One can even question the sincerity of declarations of love (accompanied by red roses or other gifts). How many do it out of obligation, to respect a social norm with consumerist underpinnings, in order to avoid possible reproaches? Or out of a sense of guilt, in order to repair certain “errors” or instances of neglect that are sources of tension? And the other person, not fooled, simply accepts the offering so as not to create turbulent ripples…

Sincere love that binds two beings does not wait for February 14 to declare itself. Genuine love is celebrated every day by renewing itself, by resolving conflicts without avoiding them, so as to strengthen the bond, by telling the other person words that make them feel and understand how happy one is by their presence at one’s side.

Alas, love is anything but straightforward, it is far from being as pure as one would like to believe, far from innocent. On the contrary, it causes turmoil and upheaval (and that is putting it mildly!), and questioning. In reality, love is the object of a major misunderstanding: that of expecting something from the other person that one will never receive.
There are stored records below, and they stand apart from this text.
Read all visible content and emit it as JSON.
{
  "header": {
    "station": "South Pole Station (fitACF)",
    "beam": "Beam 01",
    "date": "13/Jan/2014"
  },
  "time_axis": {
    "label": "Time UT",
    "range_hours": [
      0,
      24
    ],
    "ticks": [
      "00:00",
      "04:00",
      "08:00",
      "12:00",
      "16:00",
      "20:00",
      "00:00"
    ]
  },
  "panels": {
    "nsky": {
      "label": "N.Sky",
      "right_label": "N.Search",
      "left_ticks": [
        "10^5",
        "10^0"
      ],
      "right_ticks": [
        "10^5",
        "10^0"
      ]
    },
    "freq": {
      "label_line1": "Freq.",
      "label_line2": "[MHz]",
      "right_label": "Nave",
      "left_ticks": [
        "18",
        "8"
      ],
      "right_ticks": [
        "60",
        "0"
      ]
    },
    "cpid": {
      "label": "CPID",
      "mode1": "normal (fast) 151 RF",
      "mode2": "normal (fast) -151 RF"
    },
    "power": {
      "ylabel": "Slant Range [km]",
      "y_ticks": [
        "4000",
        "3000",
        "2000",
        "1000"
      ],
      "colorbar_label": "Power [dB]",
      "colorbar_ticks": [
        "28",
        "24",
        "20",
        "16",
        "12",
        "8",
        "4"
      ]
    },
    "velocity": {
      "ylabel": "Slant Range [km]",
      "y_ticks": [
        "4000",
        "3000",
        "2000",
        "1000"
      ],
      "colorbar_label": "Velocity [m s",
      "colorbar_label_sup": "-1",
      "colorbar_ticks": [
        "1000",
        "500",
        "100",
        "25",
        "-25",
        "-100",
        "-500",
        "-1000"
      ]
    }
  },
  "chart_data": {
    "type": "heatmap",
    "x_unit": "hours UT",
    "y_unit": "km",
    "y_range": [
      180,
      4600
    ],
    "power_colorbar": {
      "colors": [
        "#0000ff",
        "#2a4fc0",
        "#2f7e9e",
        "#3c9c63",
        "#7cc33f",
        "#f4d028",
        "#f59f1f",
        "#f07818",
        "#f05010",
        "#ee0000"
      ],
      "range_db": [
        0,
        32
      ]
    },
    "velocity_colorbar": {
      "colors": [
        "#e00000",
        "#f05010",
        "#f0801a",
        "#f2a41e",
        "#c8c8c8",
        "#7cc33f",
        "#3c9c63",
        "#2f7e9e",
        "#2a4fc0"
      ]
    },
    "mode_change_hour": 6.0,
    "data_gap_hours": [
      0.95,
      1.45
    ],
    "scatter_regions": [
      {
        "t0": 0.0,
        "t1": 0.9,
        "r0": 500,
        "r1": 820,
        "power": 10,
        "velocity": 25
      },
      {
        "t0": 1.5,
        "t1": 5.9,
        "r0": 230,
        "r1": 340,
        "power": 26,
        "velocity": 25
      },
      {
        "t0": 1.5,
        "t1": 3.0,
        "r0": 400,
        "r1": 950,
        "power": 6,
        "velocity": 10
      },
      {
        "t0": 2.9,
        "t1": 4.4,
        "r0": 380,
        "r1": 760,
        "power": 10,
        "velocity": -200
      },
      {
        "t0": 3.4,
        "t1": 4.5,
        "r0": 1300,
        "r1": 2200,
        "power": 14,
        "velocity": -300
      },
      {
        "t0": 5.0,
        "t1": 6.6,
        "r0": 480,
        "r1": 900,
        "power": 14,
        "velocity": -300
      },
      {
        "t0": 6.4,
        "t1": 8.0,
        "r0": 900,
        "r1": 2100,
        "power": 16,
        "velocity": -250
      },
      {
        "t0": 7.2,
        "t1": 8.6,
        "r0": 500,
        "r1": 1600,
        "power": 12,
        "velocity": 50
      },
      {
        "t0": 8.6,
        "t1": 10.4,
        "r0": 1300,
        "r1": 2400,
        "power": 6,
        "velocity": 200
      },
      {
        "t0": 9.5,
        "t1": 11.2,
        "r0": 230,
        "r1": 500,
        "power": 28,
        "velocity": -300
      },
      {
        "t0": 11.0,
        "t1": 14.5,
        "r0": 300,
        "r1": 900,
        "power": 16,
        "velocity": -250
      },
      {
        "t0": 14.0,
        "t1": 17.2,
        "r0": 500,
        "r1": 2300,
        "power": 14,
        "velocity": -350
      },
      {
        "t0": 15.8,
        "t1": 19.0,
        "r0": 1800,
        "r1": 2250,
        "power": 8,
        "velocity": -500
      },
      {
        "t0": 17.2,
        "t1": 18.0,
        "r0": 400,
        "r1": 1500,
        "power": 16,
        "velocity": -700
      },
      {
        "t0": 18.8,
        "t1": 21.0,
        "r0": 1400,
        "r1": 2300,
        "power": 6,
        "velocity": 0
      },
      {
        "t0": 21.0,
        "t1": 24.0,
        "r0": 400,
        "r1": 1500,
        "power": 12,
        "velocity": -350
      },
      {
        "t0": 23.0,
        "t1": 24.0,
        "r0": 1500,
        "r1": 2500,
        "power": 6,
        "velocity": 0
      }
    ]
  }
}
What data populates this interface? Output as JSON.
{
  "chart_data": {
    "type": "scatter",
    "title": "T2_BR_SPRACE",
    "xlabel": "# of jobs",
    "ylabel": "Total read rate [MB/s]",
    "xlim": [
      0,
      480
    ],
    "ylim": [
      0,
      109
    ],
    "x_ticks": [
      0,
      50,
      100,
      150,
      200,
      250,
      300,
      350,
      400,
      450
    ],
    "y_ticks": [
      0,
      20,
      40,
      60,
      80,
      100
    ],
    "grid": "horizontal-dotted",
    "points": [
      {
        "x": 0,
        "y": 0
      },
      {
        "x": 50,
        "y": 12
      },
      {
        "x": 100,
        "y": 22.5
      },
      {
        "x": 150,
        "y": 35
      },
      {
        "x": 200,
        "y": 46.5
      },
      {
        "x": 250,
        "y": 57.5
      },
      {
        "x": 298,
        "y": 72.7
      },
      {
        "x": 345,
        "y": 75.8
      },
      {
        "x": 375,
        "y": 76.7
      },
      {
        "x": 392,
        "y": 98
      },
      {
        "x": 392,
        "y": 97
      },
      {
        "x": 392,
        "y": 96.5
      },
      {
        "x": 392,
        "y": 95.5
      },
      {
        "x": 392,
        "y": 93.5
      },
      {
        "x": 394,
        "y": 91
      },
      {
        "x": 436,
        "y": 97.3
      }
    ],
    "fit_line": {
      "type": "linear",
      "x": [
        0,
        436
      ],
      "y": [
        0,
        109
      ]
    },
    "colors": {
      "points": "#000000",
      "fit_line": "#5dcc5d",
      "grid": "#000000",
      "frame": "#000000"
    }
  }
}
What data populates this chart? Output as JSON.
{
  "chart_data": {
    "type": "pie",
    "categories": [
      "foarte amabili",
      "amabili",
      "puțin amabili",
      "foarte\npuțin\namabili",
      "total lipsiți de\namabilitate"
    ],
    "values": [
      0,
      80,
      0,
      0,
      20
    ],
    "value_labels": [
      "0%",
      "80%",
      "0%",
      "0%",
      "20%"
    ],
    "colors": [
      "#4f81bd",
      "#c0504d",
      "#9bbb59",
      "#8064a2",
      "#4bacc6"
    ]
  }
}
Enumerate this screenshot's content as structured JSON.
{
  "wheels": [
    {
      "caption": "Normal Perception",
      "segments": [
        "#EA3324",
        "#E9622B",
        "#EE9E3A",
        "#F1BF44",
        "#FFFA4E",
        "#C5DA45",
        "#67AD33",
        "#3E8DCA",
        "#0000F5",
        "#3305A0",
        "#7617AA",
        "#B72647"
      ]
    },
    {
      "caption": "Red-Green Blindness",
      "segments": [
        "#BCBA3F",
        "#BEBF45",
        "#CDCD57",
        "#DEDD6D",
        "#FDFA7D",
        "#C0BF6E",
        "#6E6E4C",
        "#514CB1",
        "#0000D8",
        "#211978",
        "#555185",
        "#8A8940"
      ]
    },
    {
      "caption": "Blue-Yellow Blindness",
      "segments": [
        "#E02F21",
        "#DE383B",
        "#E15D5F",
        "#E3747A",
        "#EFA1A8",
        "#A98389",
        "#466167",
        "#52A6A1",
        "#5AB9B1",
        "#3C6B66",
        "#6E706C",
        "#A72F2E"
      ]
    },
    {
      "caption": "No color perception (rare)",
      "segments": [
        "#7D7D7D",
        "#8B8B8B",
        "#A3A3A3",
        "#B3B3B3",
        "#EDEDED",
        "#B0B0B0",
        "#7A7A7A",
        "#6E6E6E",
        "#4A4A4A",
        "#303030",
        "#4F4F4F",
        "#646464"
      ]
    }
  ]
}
Let us recall the definition given by the psychoanalyst Jacques Lacan, whom we have discussed at length in other articles, “Love is giving what one does not have to someone who does not want it.” In other words, to love is, unconsciously, to be driven by the nostalgia of recovering the part of oneself that was lost in archaic times. To love then amounts to begging the other person for this missing part, like a beggar claiming crumbs to break their deprivation. Sometimes, for an instant, just for an instant, one will have the illusion of obtaining it, but that will be enough to cling to it for a long time.

Let us question J. Lacan further, who tells us, “There is no sexual relationship,” as if to drive the nail in even deeper! And he is quite right! He is telling us, once again, that what brings two subjects together is the unconscious fantasies of each! Even in the sexual act during which familiar persons collide, each one is led elsewhere by their unconscious. This encounter, however, powerfully experienced, is not one at all. The two partners find themselves, yet again, in a fundamental difference stemming from the utterly unique desire of each: their two desires will never meet. Hence a permanent feeling of frustration leading to reproaches addressed to the other person for not understanding, not satisfying, not knowing how to love, etc. It is very comforting to convince oneself of the complementarity of two partners. Again, everything is just fantasized desire, always distant, inaccessible. The love relationship only exists in uncertainty and wandering. Quite mad is the one who is persuaded of its perfection or even completeness, its adequacy. An unbridgeable abyss separates the desires of one and the other.

But on the occasion of the feast of love, I would not want to be a killjoy and end this article with the frustrating statement that love does not exist! On the contrary, love exists. It was there when two gazes penetrated each other. That was the moment of all ecstasies (“There, all is only order and beauty, luxury, calm and voluptuousness,” says the poet), the moment when fantasies were satisfied, of fullness, of total happiness. Alas, it was so ephemeral: it only lasted three or four months. Then it faded away. And ever since, one keeps searching for it again. At one point, one thinks one has found the one whom one would like to adore, “whom one was searching for in the rain, whom one guessed in a fleeting glance, between words, between lines and beneath the makeup of an oath made up to spend the night” (Léo Ferré), it hurts, one gets up with bruises, and heads off again towards the quest for the lost object, an endless quest.

Beware: do not stop on any account, for this moment of pure blissful ecstasy is the one that will convince you that yes, love exists, I encountered it for a moment, a short moment that is worth continuing to persevere. This short space of time will console you in advance for the inevitable disillusions to come, and will spur you on to desperately seek the key to the front door leading to intimate reunions.